Students would benefit from more targeted curricular offerings that would increase the “bioavailability” of humanities nutrients. I have been working to build support on my campus for what I am calling co-labs: one-credit humanities courses attached to high-enrollment STEM courses that would provide exactly this kind of synergy.

This low-cost solution responds to the current challenges and context of higher education while also addressing the needs of today’s students to gain critical humanities skills essential to their STEM careers.

Let’s say a Biology 101 course enrolls 400 students. The professor lectures. Graduate assistants oversee the labs. And humanities professors offer a wide array of co-labs (20 to 25 sections of 15 to 20 students per co-lab) for students to choose from. In my co-lab, I would teach botanist Robin Wall Kimmerer’s Braiding Sweetgrass, which invites students to think about the interplay of culture and scientific research as well as issues of sustainability, epistemology, history and religion.

The possibilities would be endless: a colleague in history who focuses on race and the history of medicine might teach a co-lab based on Rebecca Skloot’s The Immortal Life of Henrietta Lacks. These could be weekly meetings for an hour, or they could be intensive experiences over two weekend afternoons. A geography professor might bring students out to work and learn at the site of an urban farm that provides fresh vegetables to residents living in food deserts. The model could work equally well in many STEM fields: a computer science course might offer a co-lab focused on algorithmic biases in which students read Safiya Noble’s Algorithms of Oppression or texts on the ethics of AI.

All these experiences would provide a pointed introduction to the inescapably human contexts in which all STEM research and careers operate.

This model requires very little in the way of capital investment. The resources are already available in the form of underutilized faculty: what’s needed is institutional will to create the bureaucratic structures.

Co-Labs for Community

Additionally, co-labs could be a key mechanism to make real progress on university mission statements regarding student retention as well as diversity, equity and inclusion by providing new students in large lecture courses the chance to connect in small groups, with an experienced humanities professor around a topic of mutual interest. In this way, co-labs would also help STEM departments further their DEI goals, something they might struggle to do within the traditional parameters of Biology 101.

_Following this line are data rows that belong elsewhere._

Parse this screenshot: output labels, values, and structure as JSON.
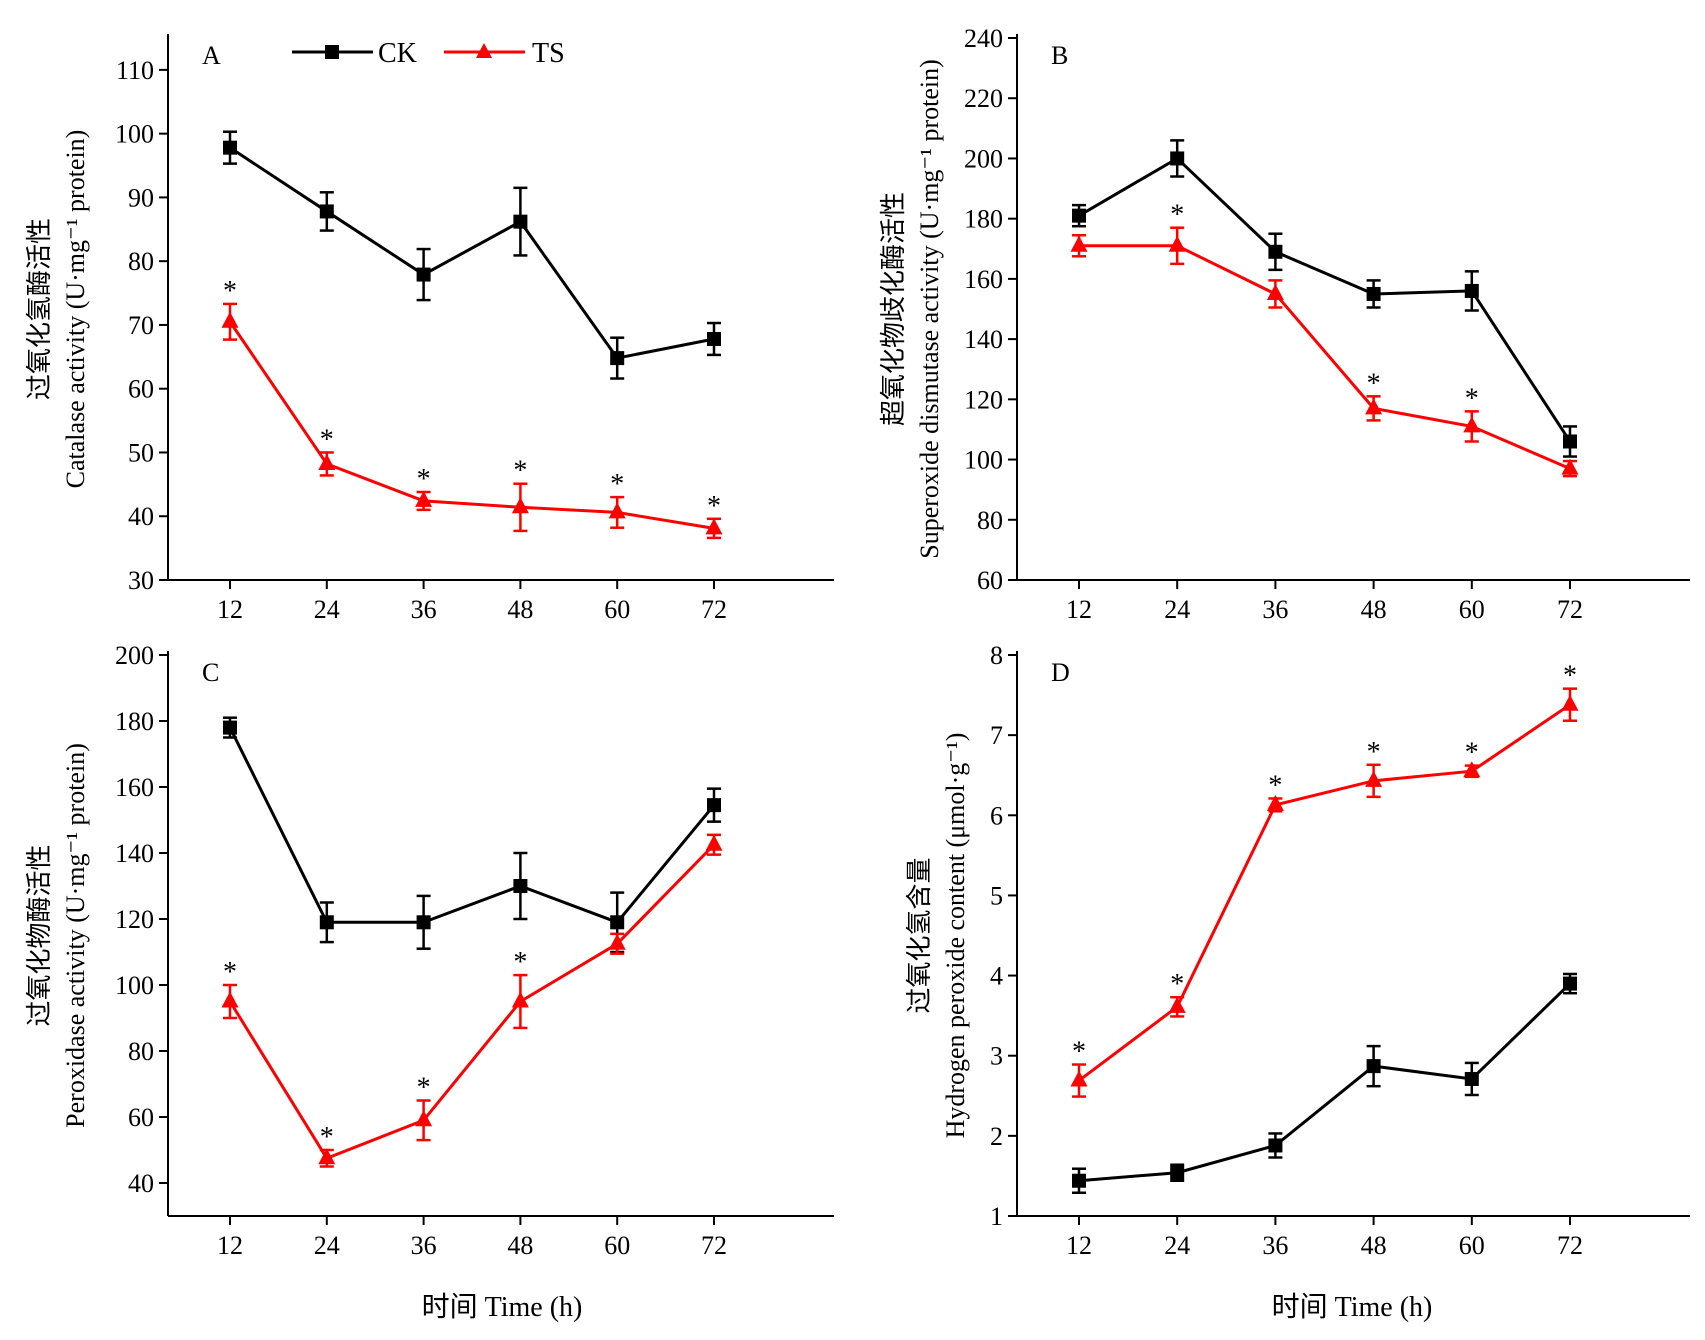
{
  "legend": [
    {
      "key": "CK",
      "label": "CK",
      "color": "#000000",
      "marker": "square"
    },
    {
      "key": "TS",
      "label": "TS",
      "color": "#ff0000",
      "marker": "triangle"
    }
  ],
  "x_label_bottom": "时间 Time (h)",
  "chart_data": [
    {
      "type": "line",
      "panel": "A",
      "ylabel_cn": "过氧化氢酶活性",
      "ylabel_en": "Catalase activity (U·mg⁻¹ protein)",
      "x": [
        12,
        24,
        36,
        48,
        60,
        72
      ],
      "ylim": [
        30,
        115
      ],
      "yticks": [
        30,
        40,
        50,
        60,
        70,
        80,
        90,
        100,
        110
      ],
      "series": [
        {
          "name": "CK",
          "values": [
            97.8,
            87.8,
            77.9,
            86.2,
            64.8,
            67.8
          ],
          "errors": [
            2.5,
            3.0,
            4.0,
            5.3,
            3.2,
            2.5
          ]
        },
        {
          "name": "TS",
          "values": [
            70.5,
            48.2,
            42.4,
            41.4,
            40.6,
            38.1
          ],
          "errors": [
            2.8,
            1.8,
            1.4,
            3.7,
            2.4,
            1.5
          ]
        }
      ],
      "significance": [
        {
          "x": 12,
          "label": "*"
        },
        {
          "x": 24,
          "label": "*"
        },
        {
          "x": 36,
          "label": "*"
        },
        {
          "x": 48,
          "label": "*"
        },
        {
          "x": 60,
          "label": "*"
        },
        {
          "x": 72,
          "label": "*"
        }
      ]
    },
    {
      "type": "line",
      "panel": "B",
      "ylabel_cn": "超氧化物歧化酶活性",
      "ylabel_en": "Superoxide dismutase activity (U·mg⁻¹ protein)",
      "x": [
        12,
        24,
        36,
        48,
        60,
        72
      ],
      "ylim": [
        60,
        240
      ],
      "yticks": [
        60,
        80,
        100,
        120,
        140,
        160,
        180,
        200,
        220,
        240
      ],
      "series": [
        {
          "name": "CK",
          "values": [
            181,
            200,
            169,
            155,
            156,
            106
          ],
          "errors": [
            3.5,
            6,
            6,
            4.5,
            6.5,
            5
          ]
        },
        {
          "name": "TS",
          "values": [
            171,
            171,
            155,
            117,
            111,
            97
          ],
          "errors": [
            3.5,
            6,
            4.5,
            4,
            5,
            2.5
          ]
        }
      ],
      "significance": [
        {
          "x": 24,
          "label": "*"
        },
        {
          "x": 48,
          "label": "*"
        },
        {
          "x": 60,
          "label": "*"
        }
      ]
    },
    {
      "type": "line",
      "panel": "C",
      "ylabel_cn": "过氧化物酶活性",
      "ylabel_en": "Peroxidase activity (U·mg⁻¹ protein)",
      "x": [
        12,
        24,
        36,
        48,
        60,
        72
      ],
      "ylim": [
        30,
        200
      ],
      "yticks": [
        40,
        60,
        80,
        100,
        120,
        140,
        160,
        180,
        200
      ],
      "series": [
        {
          "name": "CK",
          "values": [
            178,
            119,
            119,
            130,
            119,
            154.5
          ],
          "errors": [
            3,
            6,
            8,
            10,
            9,
            5
          ]
        },
        {
          "name": "TS",
          "values": [
            95,
            47.5,
            59,
            95,
            112.5,
            142.5
          ],
          "errors": [
            5,
            2.5,
            6,
            8,
            3,
            3
          ]
        }
      ],
      "significance": [
        {
          "x": 12,
          "label": "*"
        },
        {
          "x": 24,
          "label": "*"
        },
        {
          "x": 36,
          "label": "*"
        },
        {
          "x": 48,
          "label": "*"
        }
      ]
    },
    {
      "type": "line",
      "panel": "D",
      "ylabel_cn": "过氧化氢含量",
      "ylabel_en": "Hydrogen peroxide content (μmol·g⁻¹)",
      "x": [
        12,
        24,
        36,
        48,
        60,
        72
      ],
      "ylim": [
        1,
        8
      ],
      "yticks": [
        1,
        2,
        3,
        4,
        5,
        6,
        7,
        8
      ],
      "series": [
        {
          "name": "CK",
          "values": [
            1.44,
            1.54,
            1.88,
            2.87,
            2.71,
            3.9
          ],
          "errors": [
            0.15,
            0.1,
            0.15,
            0.25,
            0.2,
            0.12
          ]
        },
        {
          "name": "TS",
          "values": [
            2.69,
            3.61,
            6.13,
            6.43,
            6.55,
            7.38
          ],
          "errors": [
            0.2,
            0.12,
            0.08,
            0.2,
            0.07,
            0.2
          ]
        }
      ],
      "significance": [
        {
          "x": 12,
          "label": "*"
        },
        {
          "x": 24,
          "label": "*"
        },
        {
          "x": 36,
          "label": "*"
        },
        {
          "x": 48,
          "label": "*"
        },
        {
          "x": 60,
          "label": "*"
        },
        {
          "x": 72,
          "label": "*"
        }
      ]
    }
  ]
}
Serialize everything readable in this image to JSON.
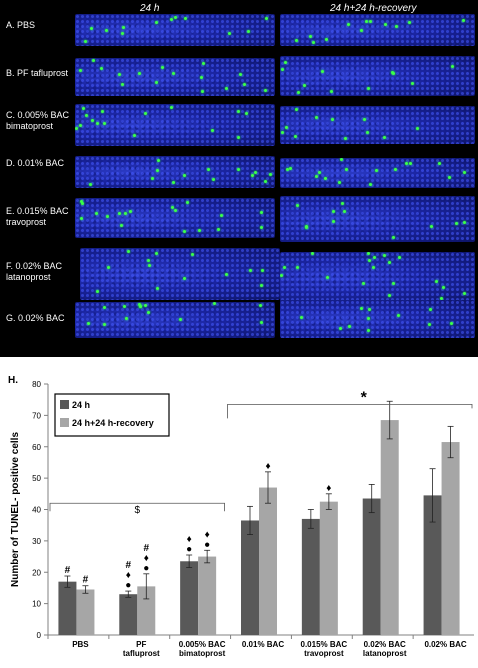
{
  "micrographs": {
    "column_headers": [
      "24 h",
      "24 h+24 h-recovery"
    ],
    "rows": [
      {
        "label": "A. PBS"
      },
      {
        "label": "B. PF tafluprost"
      },
      {
        "label": "C. 0.005% BAC\nbimatoprost"
      },
      {
        "label": "D. 0.01% BAC"
      },
      {
        "label": "E. 0.015% BAC\ntravoprost"
      },
      {
        "label": "F. 0.02% BAC\nlatanoprost"
      },
      {
        "label": "G. 0.02% BAC"
      }
    ],
    "colors": {
      "nuclei": "#1a24a0",
      "tunel": "#3cff4a",
      "background": "#000000"
    }
  },
  "chart_data": {
    "type": "bar",
    "panel_label": "H.",
    "ylabel": "Number of TUNEL- positive cells",
    "ylim": [
      0,
      80
    ],
    "yticks": [
      0,
      10,
      20,
      30,
      40,
      50,
      60,
      70,
      80
    ],
    "categories": [
      "PBS",
      "PF\ntafluprost",
      "0.005% BAC\nbimatoprost",
      "0.01% BAC",
      "0.015% BAC\ntravoprost",
      "0.02% BAC\nlatanoprost",
      "0.02% BAC"
    ],
    "series": [
      {
        "name": "24 h",
        "color": "#595959",
        "values": [
          17,
          13,
          23.5,
          36.5,
          37,
          43.5,
          44.5
        ],
        "errors": [
          1.8,
          1.0,
          2.0,
          4.5,
          3.0,
          4.5,
          8.5
        ]
      },
      {
        "name": "24 h+24 h-recovery",
        "color": "#a6a6a6",
        "values": [
          14.5,
          15.5,
          25,
          47,
          42.5,
          68.5,
          61.5
        ],
        "errors": [
          1.2,
          4.0,
          2.0,
          5.0,
          2.5,
          6.0,
          5.0
        ]
      }
    ],
    "annotations": {
      "hash": "#",
      "diamond": "♦",
      "dot": "●",
      "dollar": "$",
      "star": "*"
    },
    "marks": [
      {
        "cat": 0,
        "series": 0,
        "symbols": [
          "#"
        ]
      },
      {
        "cat": 0,
        "series": 1,
        "symbols": [
          "#"
        ]
      },
      {
        "cat": 1,
        "series": 0,
        "symbols": [
          "#",
          "♦",
          "●"
        ]
      },
      {
        "cat": 1,
        "series": 1,
        "symbols": [
          "#",
          "♦",
          "●"
        ]
      },
      {
        "cat": 2,
        "series": 0,
        "symbols": [
          "♦",
          "●"
        ]
      },
      {
        "cat": 2,
        "series": 1,
        "symbols": [
          "♦",
          "●"
        ]
      },
      {
        "cat": 3,
        "series": 1,
        "symbols": [
          "♦"
        ]
      },
      {
        "cat": 4,
        "series": 1,
        "symbols": [
          "♦"
        ]
      }
    ],
    "legend": "top-left"
  }
}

If we don’t find a new mechanism to integrate the humanities, who will translate complex scientific research for a general audience? How will medical professionals learn to empathize and communicate with their diverse patient populations? How will tech innovators learn to consider the ethical implications of their creations?

The humanities are not a luxury in a STEM-driven world. They are a necessity.

Rachel Wheeler is a professor and chair of the Department of Religious Studies at Indiana University–Purdue University Indianapolis.